S'il
n'est toujours pas consacré en tant que tel, l'art
"numérique" gagne chaque jour un peu plus en notoriété.
Pour autant, il reste destiné à un public d'initiés
et il peine encore à séduire les grands collectionneurs
d'art contemporain. Présenté
il y a déjà un an dans nos colonnes (voir LMI
n° 905), le site www.artfloor.com s'attache à
découvrir des talents sans trop solliciter les
cordons de la bourse : pas de locaux, pas de publicité
et des prix trois fois moins élevés que ceux pratiqués
par les galeristes. La formule, une fois n'est
pas coutume dans le monde plutôt sinistré des
start-up, semble concluante. On
entre chez Artfloor comme dans une galerie, les
murs sont blancs et une quarantaine d'œuvres de
jeunes artistes contemporains défilent par le
biais d'un menu déroulant horizontal. Bien sûr,
toutes les fonctionnalités d'Internet sont exploitées
: possibilité d'agrandir la photo, de zoomer sur
des détails, d'utiliser le moteur de recherche
pour une requête rapide sur un artiste, ou encore,
de cliquer sur la discrète icône "caddie". Car
si parfois on l'oublie, ce site effectue de la
vente en ligne. Les
deux fondateurs entendent d'ailleurs élargir leur
public d'internautes en proposant à partir d'octobre
un espace pour les entreprises et "Second Floor"

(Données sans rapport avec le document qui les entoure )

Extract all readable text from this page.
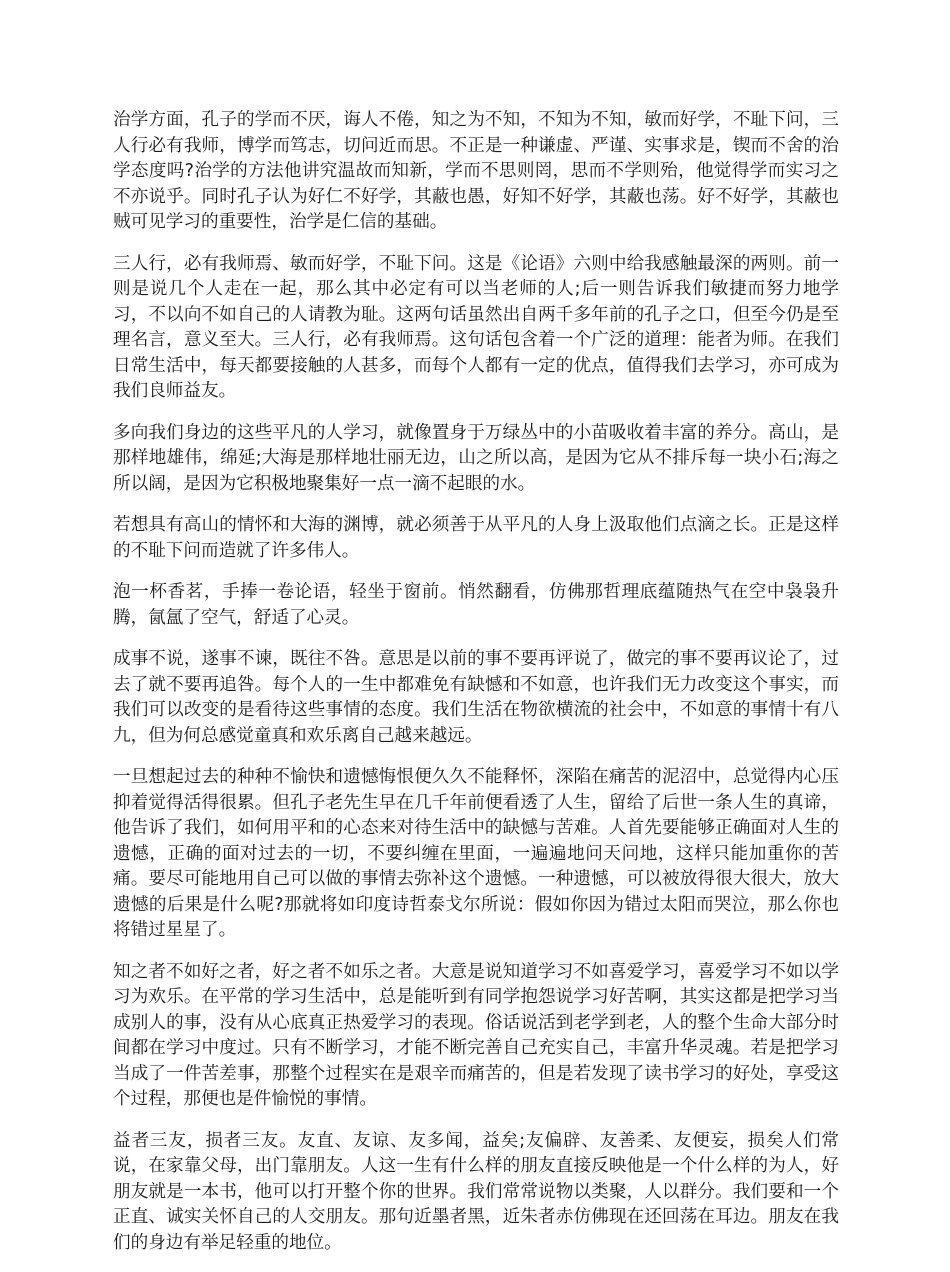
治学方面，孔子的学而不厌，诲人不倦，知之为不知，不知为不知，敏而好学，不耻下问，三人行必有我师，博学而笃志，切问近而思。不正是一种谦虚、严谨、实事求是，锲而不舍的治学态度吗?治学的方法他讲究温故而知新，学而不思则罔，思而不学则殆，他觉得学而实习之不亦说乎。同时孔子认为好仁不好学，其蔽也愚，好知不好学，其蔽也荡。好不好学，其蔽也贼可见学习的重要性，治学是仁信的基础。

三人行，必有我师焉、敏而好学，不耻下问。这是《论语》六则中给我感触最深的两则。前一则是说几个人走在一起，那么其中必定有可以当老师的人;后一则告诉我们敏捷而努力地学习，不以向不如自己的人请教为耻。这两句话虽然出自两千多年前的孔子之口，但至今仍是至理名言，意义至大。三人行，必有我师焉。这句话包含着一个广泛的道理：能者为师。在我们日常生活中，每天都要接触的人甚多，而每个人都有一定的优点，值得我们去学习，亦可成为我们良师益友。

多向我们身边的这些平凡的人学习，就像置身于万绿丛中的小苗吸收着丰富的养分。高山，是那样地雄伟，绵延;大海是那样地壮丽无边，山之所以高，是因为它从不排斥每一块小石;海之所以阔，是因为它积极地聚集好一点一滴不起眼的水。

若想具有高山的情怀和大海的渊博，就必须善于从平凡的人身上汲取他们点滴之长。正是这样的不耻下问而造就了许多伟人。

泡一杯香茗，手捧一卷论语，轻坐于窗前。悄然翻看，仿佛那哲理底蕴随热气在空中袅袅升腾，氤氲了空气，舒适了心灵。

成事不说，遂事不谏，既往不咎。意思是以前的事不要再评说了，做完的事不要再议论了，过去了就不要再追咎。每个人的一生中都难免有缺憾和不如意，也许我们无力改变这个事实，而我们可以改变的是看待这些事情的态度。我们生活在物欲横流的社会中，不如意的事情十有八九，但为何总感觉童真和欢乐离自己越来越远。

一旦想起过去的种种不愉快和遗憾悔恨便久久不能释怀，深陷在痛苦的泥沼中，总觉得内心压抑着觉得活得很累。但孔子老先生早在几千年前便看透了人生，留给了后世一条人生的真谛，他告诉了我们，如何用平和的心态来对待生活中的缺憾与苦难。人首先要能够正确面对人生的遗憾，正确的面对过去的一切，不要纠缠在里面，一遍遍地问天问地，这样只能加重你的苦痛。要尽可能地用自己可以做的事情去弥补这个遗憾。一种遗憾，可以被放得很大很大，放大遗憾的后果是什么呢?那就将如印度诗哲泰戈尔所说：假如你因为错过太阳而哭泣，那么你也将错过星星了。

知之者不如好之者，好之者不如乐之者。大意是说知道学习不如喜爱学习，喜爱学习不如以学习为欢乐。在平常的学习生活中，总是能听到有同学抱怨说学习好苦啊，其实这都是把学习当成别人的事，没有从心底真正热爱学习的表现。俗话说活到老学到老，人的整个生命大部分时间都在学习中度过。只有不断学习，才能不断完善自己充实自己，丰富升华灵魂。若是把学习当成了一件苦差事，那整个过程实在是艰辛而痛苦的，但是若发现了读书学习的好处，享受这个过程，那便也是件愉悦的事情。

益者三友，损者三友。友直、友谅、友多闻，益矣;友偏辟、友善柔、友便妄，损矣人们常说，在家靠父母，出门靠朋友。人这一生有什么样的朋友直接反映他是一个什么样的为人，好朋友就是一本书，他可以打开整个你的世界。我们常常说物以类聚，人以群分。我们要和一个正直、诚实关怀自己的人交朋友。那句近墨者黑，近朱者赤仿佛现在还回荡在耳边。朋友在我们的身边有举足轻重的地位。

pour un public un peu plus averti. La
place du numérique chez Artfloor ? "C'est un vecteur
important de l'art d'aujourd'hui, peut-être même
le plus en adéquation avec son temps. Il faut
donc le présenter car il est une source majeure
de diversification de la création artistique contemporaine.
Sur les mille trois cents artistes qui nous ont
contactés, nous avons reçu environ une cinquantaine
de dossiers de création numérique. Cela montre
la prolifération de ce type de travail, certes
peu commercialisable mais ouvrant la porte à de
nouveaux canaux de production artistique", explique
Georges Ranunkel. Certes,
l'œuvre sur le Web n'est qu'un flux d'information
accessible à tout le monde. Oui, il s'agit de
virtuel. Mais attention, "virtuel ne veut pas
dire immatériel. Avec Internet apparaît une matérialité
différente", entonne Jean-Louis Boissier, professeur
à Paris-VIII et conseiller artistique pour l'exposition
Digit@rt à la Villette (voir article ci-dessous).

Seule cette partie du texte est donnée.